When resins, resinous woods, fatty oils and fats, paraffin and paraffin oil, or coal-tar oils, are burnt with an insufficient supply of air, a considerable part of the carbon they contain may be deposited in the form of soot. This soot is not, however, pure carbon, but retains variable proportions of the tarry products of imperfect combustion or destructive distillation; these impart to lamp-black a more or less pronounced warm brownish hue, except in the cases in which it has been prepared by processes specially devised to intercept the tarry and oily products in question. Sometimes small furnaces, sometimes large lamps with long wicks are employed in its manufacture, the soot given off being collected in two or more receivers; the soot first deposited contains the larger part of the impurities. This point may be illustrated by the simple experiment of depressing a white porcelain plate into the flame of a candle; the nearer the plate to the wick, the browner will be the soot deposited.
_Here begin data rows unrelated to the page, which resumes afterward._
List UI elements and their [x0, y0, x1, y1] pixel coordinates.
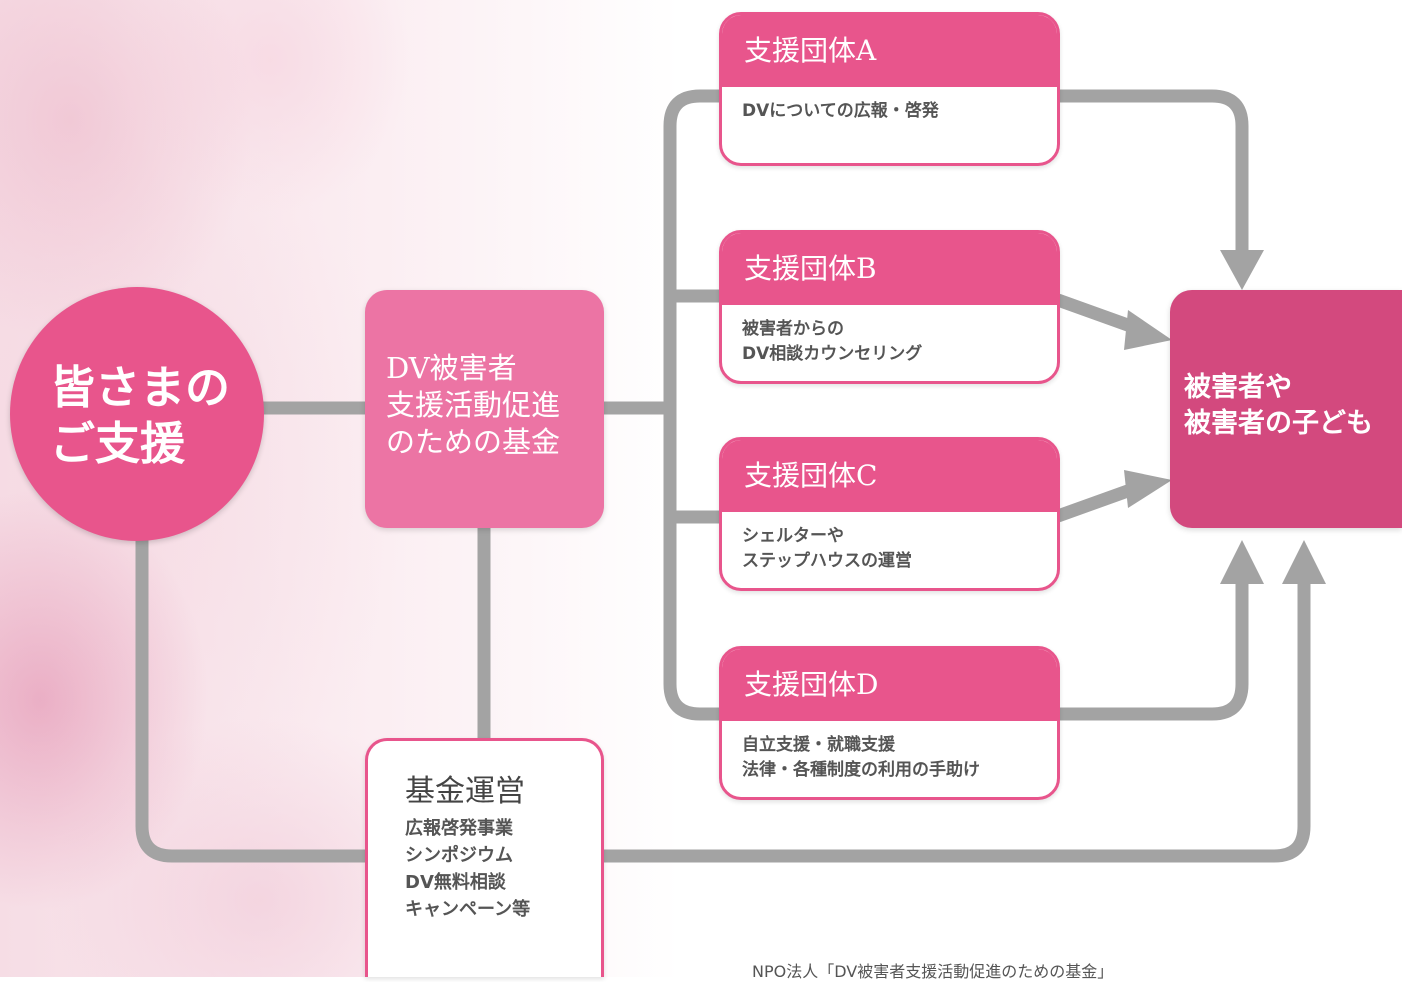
arrowhead-a — [1220, 250, 1264, 290]
org-c-box: 支援団体C シェルターや ステップハウスの運営 — [719, 437, 1060, 591]
donors-label: 皆さまの ご支援 — [50, 361, 231, 470]
fund-label: DV被害者 支援活動促進 のための基金 — [386, 351, 561, 459]
beneficiaries-label: 被害者や 被害者の子ども — [1184, 372, 1373, 439]
org-a-name: 支援団体A — [722, 15, 1057, 87]
footer-organization-name: NPO法人「DV被害者支援活動促進のための基金」 — [752, 962, 1114, 981]
org-b-to-target-line — [1055, 293, 1139, 335]
org-d-to-target-line — [1058, 584, 1249, 721]
trunk-line — [663, 89, 722, 721]
org-d-description: 自立支援・就職支援 法律・各種制度の利用の手助け — [742, 735, 980, 780]
org-c-to-target-line — [1055, 481, 1139, 523]
arrowhead-c — [1124, 470, 1172, 508]
org-b-description: 被害者からの DV相談カウンセリング — [742, 319, 923, 364]
donors-circle — [10, 287, 264, 541]
arrowhead-loop — [1282, 540, 1326, 584]
org-c-name: 支援団体C — [722, 440, 1057, 512]
org-b-box: 支援団体B 被害者からの DV相談カウンセリング — [719, 230, 1060, 384]
org-a-to-target-line — [1058, 89, 1249, 252]
feedback-loop-line — [135, 538, 1311, 863]
fund-operations-list: 広報啓発事業 シンポジウム DV無料相談 キャンペーン等 — [405, 818, 531, 920]
fund-operations-box — [365, 738, 604, 977]
beneficiaries-box — [1170, 290, 1402, 528]
org-d-name: 支援団体D — [722, 649, 1057, 721]
org-c-description: シェルターや ステップハウスの運営 — [742, 526, 912, 571]
org-d-box: 支援団体D 自立支援・就職支援 法律・各種制度の利用の手助け — [719, 646, 1060, 800]
arrowhead-b — [1124, 310, 1172, 350]
org-a-description: DVについての広報・啓発 — [742, 101, 939, 121]
org-b-name: 支援団体B — [722, 233, 1057, 305]
fund-box — [365, 290, 604, 528]
org-a-box: 支援団体A DVについての広報・啓発 — [719, 12, 1060, 166]
fund-operations-title: 基金運営 — [405, 774, 525, 809]
arrowhead-d — [1220, 540, 1264, 584]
Lamp-black carefully made is an unalterable pigment; but its employment for pictorial purposes has frequently been objected to by writers on artistic practice as tending to heaviness and opacity in the shadows. With the exception of a few pigments of organic origin, which in water-colour painting have a tendency to cede some of their colouring matter to any kind of carbonaceous black, lamp-black exerts no injurious influence upon any pigments which are stable when used alone.

Numerous carbonaceous substances have been used as black or brown-black pigments. Amongst these anthracite and common bituminous coal may be named. Van Man-der and De Mayerne both mention forge or pit coal. Black shales and black slates have long been employed in the preparation of dark grey pigments. These minerals owe their colour in part to carbon or compounds of carbon, in part to very finely divided iron pyrites. They are permanent, so far as the carbon present is concerned.